Have green smoothies and juices everyday as well as nettle tea, and seaweed in your meals. The nutrition in these will absorb easily and nourish the body with what it needs.

Important note:

If you see red urine and you haven’t had any beetroot or red/purple coloured foods, you need to see your GP.

About Heather Gardner

Heather is a Raw Food and Kundalini Yoga Teacher. A lifelong 3rd generation vegetarian she began learning about herbs and wild foods at a young age from her herbalist mother while growing up on a remote mountainside in Ireland. Due to numerous health challenges at a young age, she began delving into the world of foraging, potion making, herbs, nutrition, and raw & living foods as a teenager searching for solutions. At 20 while studying Natural Nutrition she began learning and experimenting with the Raw Lifestyle, and at 27 she began to move onto a raw diet and has transitioned to a balanced high raw diet over time. She is qualified in many healing modalities and has over 10 years experience as a Natural Remedies, Health & Beauty manager and Brand manager within the UK Natural Products industry, working to help people to achieve better health naturally. Now she lives in the west of Ireland, devising raw recipes, making beauty potions, foraging, writing, teaching and running her business as well as running after her feisty little toddler!

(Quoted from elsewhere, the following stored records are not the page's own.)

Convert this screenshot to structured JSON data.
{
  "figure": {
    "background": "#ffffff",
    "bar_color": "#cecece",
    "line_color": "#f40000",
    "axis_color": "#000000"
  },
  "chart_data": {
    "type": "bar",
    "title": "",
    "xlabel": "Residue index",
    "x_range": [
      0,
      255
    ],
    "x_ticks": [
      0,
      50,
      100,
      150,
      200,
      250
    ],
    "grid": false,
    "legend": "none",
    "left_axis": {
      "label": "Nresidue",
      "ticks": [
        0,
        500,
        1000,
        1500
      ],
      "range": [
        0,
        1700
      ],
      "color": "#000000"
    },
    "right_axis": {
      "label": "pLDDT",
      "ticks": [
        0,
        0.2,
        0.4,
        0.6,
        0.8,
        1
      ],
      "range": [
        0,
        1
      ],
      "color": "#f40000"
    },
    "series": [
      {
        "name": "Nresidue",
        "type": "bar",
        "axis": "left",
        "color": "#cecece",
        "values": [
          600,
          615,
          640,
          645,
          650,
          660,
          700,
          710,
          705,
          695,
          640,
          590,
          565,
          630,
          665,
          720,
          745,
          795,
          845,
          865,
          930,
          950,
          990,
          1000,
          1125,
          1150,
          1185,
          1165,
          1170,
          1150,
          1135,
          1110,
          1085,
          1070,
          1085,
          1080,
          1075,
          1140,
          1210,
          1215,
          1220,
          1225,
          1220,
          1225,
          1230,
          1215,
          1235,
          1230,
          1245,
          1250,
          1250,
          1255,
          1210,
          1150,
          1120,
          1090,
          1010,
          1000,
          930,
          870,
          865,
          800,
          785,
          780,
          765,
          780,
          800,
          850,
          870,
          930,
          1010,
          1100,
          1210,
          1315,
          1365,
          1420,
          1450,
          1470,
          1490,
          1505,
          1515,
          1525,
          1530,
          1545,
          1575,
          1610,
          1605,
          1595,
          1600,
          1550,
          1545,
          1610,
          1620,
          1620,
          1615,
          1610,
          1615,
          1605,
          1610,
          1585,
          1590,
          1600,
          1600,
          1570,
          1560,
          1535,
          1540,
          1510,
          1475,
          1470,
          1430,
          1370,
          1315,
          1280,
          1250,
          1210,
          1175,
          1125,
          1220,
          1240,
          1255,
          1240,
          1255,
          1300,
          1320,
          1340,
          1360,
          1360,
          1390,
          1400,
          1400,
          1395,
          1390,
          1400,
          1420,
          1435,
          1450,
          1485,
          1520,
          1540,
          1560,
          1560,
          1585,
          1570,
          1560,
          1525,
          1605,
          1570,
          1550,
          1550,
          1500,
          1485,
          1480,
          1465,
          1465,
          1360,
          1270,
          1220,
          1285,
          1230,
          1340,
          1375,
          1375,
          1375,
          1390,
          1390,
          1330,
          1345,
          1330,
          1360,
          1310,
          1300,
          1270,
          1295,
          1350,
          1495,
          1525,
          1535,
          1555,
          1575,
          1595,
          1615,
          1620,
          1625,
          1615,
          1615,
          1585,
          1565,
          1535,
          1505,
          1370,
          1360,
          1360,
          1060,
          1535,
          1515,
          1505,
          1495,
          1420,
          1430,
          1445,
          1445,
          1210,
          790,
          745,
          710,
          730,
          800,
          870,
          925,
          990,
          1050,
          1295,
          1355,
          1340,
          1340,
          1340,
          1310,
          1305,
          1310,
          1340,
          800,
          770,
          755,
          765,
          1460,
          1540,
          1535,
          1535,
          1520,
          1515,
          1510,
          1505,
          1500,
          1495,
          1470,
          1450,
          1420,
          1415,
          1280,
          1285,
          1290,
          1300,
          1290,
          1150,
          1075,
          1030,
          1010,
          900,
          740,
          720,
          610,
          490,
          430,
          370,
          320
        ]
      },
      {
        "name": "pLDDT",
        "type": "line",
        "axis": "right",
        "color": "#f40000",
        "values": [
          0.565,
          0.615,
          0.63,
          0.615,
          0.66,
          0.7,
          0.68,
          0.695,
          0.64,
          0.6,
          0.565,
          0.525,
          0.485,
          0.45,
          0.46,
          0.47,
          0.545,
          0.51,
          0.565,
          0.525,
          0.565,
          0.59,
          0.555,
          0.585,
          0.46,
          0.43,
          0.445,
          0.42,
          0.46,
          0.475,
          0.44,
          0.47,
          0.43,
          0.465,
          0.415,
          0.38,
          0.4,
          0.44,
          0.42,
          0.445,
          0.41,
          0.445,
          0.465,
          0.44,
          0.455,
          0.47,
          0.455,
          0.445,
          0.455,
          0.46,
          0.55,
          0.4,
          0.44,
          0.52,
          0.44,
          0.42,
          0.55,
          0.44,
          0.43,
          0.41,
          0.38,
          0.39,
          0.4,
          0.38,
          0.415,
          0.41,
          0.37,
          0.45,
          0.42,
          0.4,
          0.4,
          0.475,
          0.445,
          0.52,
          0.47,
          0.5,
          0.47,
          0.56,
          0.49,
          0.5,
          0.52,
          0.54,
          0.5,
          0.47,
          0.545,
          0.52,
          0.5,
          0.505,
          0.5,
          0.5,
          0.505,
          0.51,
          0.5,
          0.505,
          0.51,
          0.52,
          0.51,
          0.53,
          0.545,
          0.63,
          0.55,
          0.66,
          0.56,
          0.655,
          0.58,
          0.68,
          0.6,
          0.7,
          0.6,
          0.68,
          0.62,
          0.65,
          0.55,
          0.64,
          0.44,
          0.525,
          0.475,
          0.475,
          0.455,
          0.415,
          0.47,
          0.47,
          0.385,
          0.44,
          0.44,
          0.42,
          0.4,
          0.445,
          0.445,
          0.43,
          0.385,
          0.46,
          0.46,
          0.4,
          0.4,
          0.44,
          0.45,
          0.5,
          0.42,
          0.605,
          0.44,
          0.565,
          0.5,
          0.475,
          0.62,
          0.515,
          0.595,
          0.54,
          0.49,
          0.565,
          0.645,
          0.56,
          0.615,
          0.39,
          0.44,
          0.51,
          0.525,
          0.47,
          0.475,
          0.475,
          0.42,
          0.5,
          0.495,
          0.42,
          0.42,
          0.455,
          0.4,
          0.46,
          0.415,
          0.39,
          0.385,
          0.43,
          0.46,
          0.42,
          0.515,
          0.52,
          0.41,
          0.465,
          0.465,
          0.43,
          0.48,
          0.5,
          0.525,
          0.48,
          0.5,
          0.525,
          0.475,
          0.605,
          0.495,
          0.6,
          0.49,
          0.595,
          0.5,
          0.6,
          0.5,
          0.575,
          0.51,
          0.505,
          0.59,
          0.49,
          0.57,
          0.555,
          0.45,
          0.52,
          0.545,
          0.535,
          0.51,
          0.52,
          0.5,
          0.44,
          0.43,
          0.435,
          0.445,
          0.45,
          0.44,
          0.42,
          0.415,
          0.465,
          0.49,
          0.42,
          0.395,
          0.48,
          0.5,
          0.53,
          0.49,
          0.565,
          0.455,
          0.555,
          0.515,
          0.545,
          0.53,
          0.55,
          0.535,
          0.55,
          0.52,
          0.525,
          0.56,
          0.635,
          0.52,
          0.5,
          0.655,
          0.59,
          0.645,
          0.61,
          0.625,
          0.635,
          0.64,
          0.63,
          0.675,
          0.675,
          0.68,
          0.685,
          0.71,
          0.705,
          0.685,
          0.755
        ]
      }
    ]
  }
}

Connect with Heather on Facebook here.

This Post Has 4 Comments

  1. Kathy

    I love raw juicing, but seem to be the only person I know that CANNOT drink it while eating food. I feel faint, have terrible runs and feel like I might DIE!! Also, I cannot tolerate colonics or even enemas as they make me TERRIBLY nauseated! Yet, I would use all these things occasionally to correct various health problems. Even eating or drinking beets made me bleed red blood in my urine! Any ideas?

  2. Blair

    Sources?!? Scientific evidence? Or is this just a theory?

  3. Courtney

    Hi Heather,

    Thanks for this post!

    My question is: did doing all of these things increase your stomach acid(I.e. Did you re-do the beet test and see that your urine wasn’t pink after eating?) And if so how long did it take?

    I’ve been doing these things since July (it’s March now). Had not eaten beets until now and am seeing that my pee is still very pink after eating beets. Confusing.

    1. hellaD

      Hi Heather,
      Maybe some people are also have less of certain enzymes in their guts and that may come into play as well. Have you noticed if you digest fats better since increasing your stomach acid? That is a good test.
      Using bitter is a good way as well, something like swedish bitters can be quite helpful.